Presented by the Public Entity and Civil Rights Litigation Practice Group

Legal Updates for NJ Public Entity & Civil Rights - November 2018

Medical Marijuana and Disability Law 

By Matthew J. Behr, Esquire

In August, 2018, the District Court of New Jersey addressed for the very first time whether being prescribed medical marijuana is protected pursuant to the New Jersey Law Against Discrimination (NJLAD) and whether an accommodation should be made for the prescription and use of same. The court held as a matter of law that a person is not protected and an employer can still enforce its drug testing policy. 

In Cotto v. Ardagh Glass Packing, Inc., 2018 U.S. Dist. LEXIS 135194 (D.N.J. August 10, 2018), the plaintiff was injured while working and upon returning to work after his injury he was mandated as a condition of his employment to take a drug test. The plaintiff informed his employer that he was prescribed and taking medical marijuana–yet his employer would not let him return to work since he could not pass the drug test because of his use of medical marijuana. The plaintiff alleged that this amounted to disability discrimination and sought an accommodation which was inferred by the court to mean a waiver of the requirement to pass a drug test.

The defendant employer filed a motion to dismiss prior to any discovery being taken. The court analyzed the NJLAD to whether the employer was discriminating against the plaintiff based on his disability. The court first looked to federal law which prohibits the use of medical marijuana and then it analyzed the 2010 New Jersey Compassionate Use of Medical Marijuana Act which decriminalized the use of medical marijuana. Importantly, the Act states that nothing shall be construed to require . . . an employer to accommodate the medical use of marijuana in any workplace. 

Next, the court looked to other states in interpreting this issue. Almost unanimously, both state and federal courts around the country have held that the use of medical marijuana does not require an employer to accommodate that use.
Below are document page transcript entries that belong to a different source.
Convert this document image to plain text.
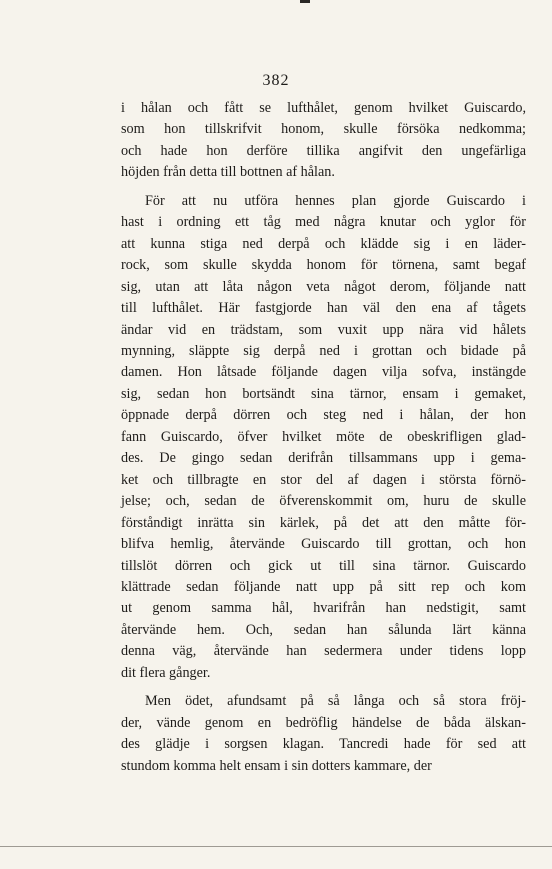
382
i hålan och fått se lufthålet, genom hvilket Guiscardo,
som hon tillskrifvit honom, skulle försöka nedkomma;
och hade hon derföre tillika angifvit den ungefärliga
höjden från detta till bottnen af hålan.
För att nu utföra hennes plan gjorde Guiscardo i
hast i ordning ett tåg med några knutar och yglor för
att kunna stiga ned derpå och klädde sig i en läder-
rock, som skulle skydda honom för törnena, samt begaf
sig, utan att låta någon veta något derom, följande natt
till lufthålet. Här fastgjorde han väl den ena af tågets
ändar vid en trädstam, som vuxit upp nära vid hålets
mynning, släppte sig derpå ned i grottan och bidade på
damen. Hon låtsade följande dagen vilja sofva, instängde
sig, sedan hon bortsändt sina tärnor, ensam i gemaket,
öppnade derpå dörren och steg ned i hålan, der hon
fann Guiscardo, öfver hvilket möte de obeskrifligen glad-
des. De gingo sedan derifrån tillsammans upp i gema-
ket och tillbragte en stor del af dagen i största förnö-
jelse; och, sedan de öfverenskommit om, huru de skulle
förståndigt inrätta sin kärlek, på det att den måtte för-
blifva hemlig, återvände Guiscardo till grottan, och hon
tillslöt dörren och gick ut till sina tärnor. Guiscardo
klättrade sedan följande natt upp på sitt rep och kom
ut genom samma hål, hvarifrån han nedstigit, samt
återvände hem. Och, sedan han sålunda lärt känna
denna väg, återvände han sedermera under tidens lopp
dit flera gånger.
Men ödet, afundsamt på så långa och så stora fröj-
der, vände genom en bedröflig händelse de båda älskan-
des glädje i sorgsen klagan. Tancredi hade för sed att
stundom komma helt ensam i sin dotters kammare, der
Based on all of the above, the District Court of New Jersey, for the first time under state or federal cases in New Jersey, held the NJLAD does not require an employer to accommodate an employer’s use of medical marijuana with a drug test waiver. The bigger issue to come is: if the state of New Jersey decriminalizes the use of recreational marijuana, can employers still drug test for marijuana although it would be legal? That question is for another day.